Das Gericht entschied, dass sie nur Geld für die Verwaltungsleitungen bekommen können. Allerdings erst ab 2022, denn diese Berufsgruppe gab es bisher nicht flächendeckend an allen öffentlichen Schulen.

Im Durchschnitt bezuschusst der Staat 60 Prozent der Kosten von Schulen in freier Trägerschaft.

Für IT-Personal gibt es kein Geld, es sei denn, die Aufgaben werden von Lehrern oder anderem Schulpersonal übernommen. Wenn das Land oder der Kreis Betriebe mit der Betreuung beauftragen – was in der Regel der Fall ist – müssen diese öffentlichen Ausgaben nicht in die Zuschüsse für die freien Schulen eingerechnet werden, befand das Gericht. Dabei argumentiert sie mit dem Schulgesetz: Dort steht geschrieben, dass die Zuwendungen an die freien Schulen nur die Vergütungen berücksichtigen müssen, die an Bedienstete der öffentlichen Schulen gezahlt werden.

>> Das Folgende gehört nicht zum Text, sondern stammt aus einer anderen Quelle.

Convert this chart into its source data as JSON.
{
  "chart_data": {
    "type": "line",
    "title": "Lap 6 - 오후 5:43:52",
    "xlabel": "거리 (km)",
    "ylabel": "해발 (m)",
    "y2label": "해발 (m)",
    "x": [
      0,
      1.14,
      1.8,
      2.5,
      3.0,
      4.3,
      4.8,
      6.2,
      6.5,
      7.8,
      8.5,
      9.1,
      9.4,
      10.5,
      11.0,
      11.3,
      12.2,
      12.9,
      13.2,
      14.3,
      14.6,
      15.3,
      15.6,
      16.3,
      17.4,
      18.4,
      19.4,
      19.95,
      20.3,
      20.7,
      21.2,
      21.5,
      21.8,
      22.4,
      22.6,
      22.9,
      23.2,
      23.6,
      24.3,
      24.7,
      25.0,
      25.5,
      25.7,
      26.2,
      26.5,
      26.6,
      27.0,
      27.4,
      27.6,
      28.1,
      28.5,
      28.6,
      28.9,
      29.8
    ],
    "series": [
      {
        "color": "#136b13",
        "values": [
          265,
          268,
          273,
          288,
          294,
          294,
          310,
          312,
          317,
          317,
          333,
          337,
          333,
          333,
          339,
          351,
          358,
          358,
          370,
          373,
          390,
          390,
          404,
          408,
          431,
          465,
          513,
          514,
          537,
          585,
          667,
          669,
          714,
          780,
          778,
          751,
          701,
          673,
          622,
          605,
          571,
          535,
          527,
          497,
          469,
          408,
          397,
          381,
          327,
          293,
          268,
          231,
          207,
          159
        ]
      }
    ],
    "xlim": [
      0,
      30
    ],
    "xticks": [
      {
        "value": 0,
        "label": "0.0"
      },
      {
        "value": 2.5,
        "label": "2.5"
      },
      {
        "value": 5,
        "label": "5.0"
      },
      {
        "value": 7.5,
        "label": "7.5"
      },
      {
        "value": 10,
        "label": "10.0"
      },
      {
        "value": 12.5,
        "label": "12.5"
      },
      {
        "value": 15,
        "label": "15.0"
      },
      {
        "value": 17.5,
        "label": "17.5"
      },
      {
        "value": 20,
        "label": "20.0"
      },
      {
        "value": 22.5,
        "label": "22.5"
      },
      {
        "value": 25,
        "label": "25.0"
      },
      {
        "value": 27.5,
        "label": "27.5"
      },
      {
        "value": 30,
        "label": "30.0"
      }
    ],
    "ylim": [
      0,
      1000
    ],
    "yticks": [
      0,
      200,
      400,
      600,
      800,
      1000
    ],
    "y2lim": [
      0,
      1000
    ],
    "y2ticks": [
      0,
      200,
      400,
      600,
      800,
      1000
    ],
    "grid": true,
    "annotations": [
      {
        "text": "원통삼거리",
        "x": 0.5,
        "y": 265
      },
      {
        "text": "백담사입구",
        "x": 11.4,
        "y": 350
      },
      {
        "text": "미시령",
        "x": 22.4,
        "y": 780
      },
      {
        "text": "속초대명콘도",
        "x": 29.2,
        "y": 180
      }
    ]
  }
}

Soziale Arbeit wird von unabhängigen Organisationen wahrgenommen

Die gleiche Argumentation gilt für die Soziale Arbeit, denn die an Berliner Schulen tätigen Sozialarbeiter werden „überwiegend“ nicht von den Schulen selbst, sondern von Trägern der freien Jugendhilfe beschäftigt.

Der Sprecher des Arbeitskreises Freie Schulen, Andreas Wegener, erinnerte am Dienstag an die Entstehungsgeschichte des Wortlauts im Schulgesetz. Diese Passage in § 101 stammt laut Wegener aus den Sparjahren. Damals wollte der Senat die Reinigungskosten der freien Schulen nicht mehr bezahlen. Da die Reinigungsarbeiten kürzlich auf private Unternehmen übertragen worden waren, konnte der Senat mit der neuen Formulierung dafür sorgen, dass der Staat die Reinigungskosten kostenloser Schulen nicht mehr bezuschussen musste.

Die Unzugänglichkeit freier Schulen manifestiert sich.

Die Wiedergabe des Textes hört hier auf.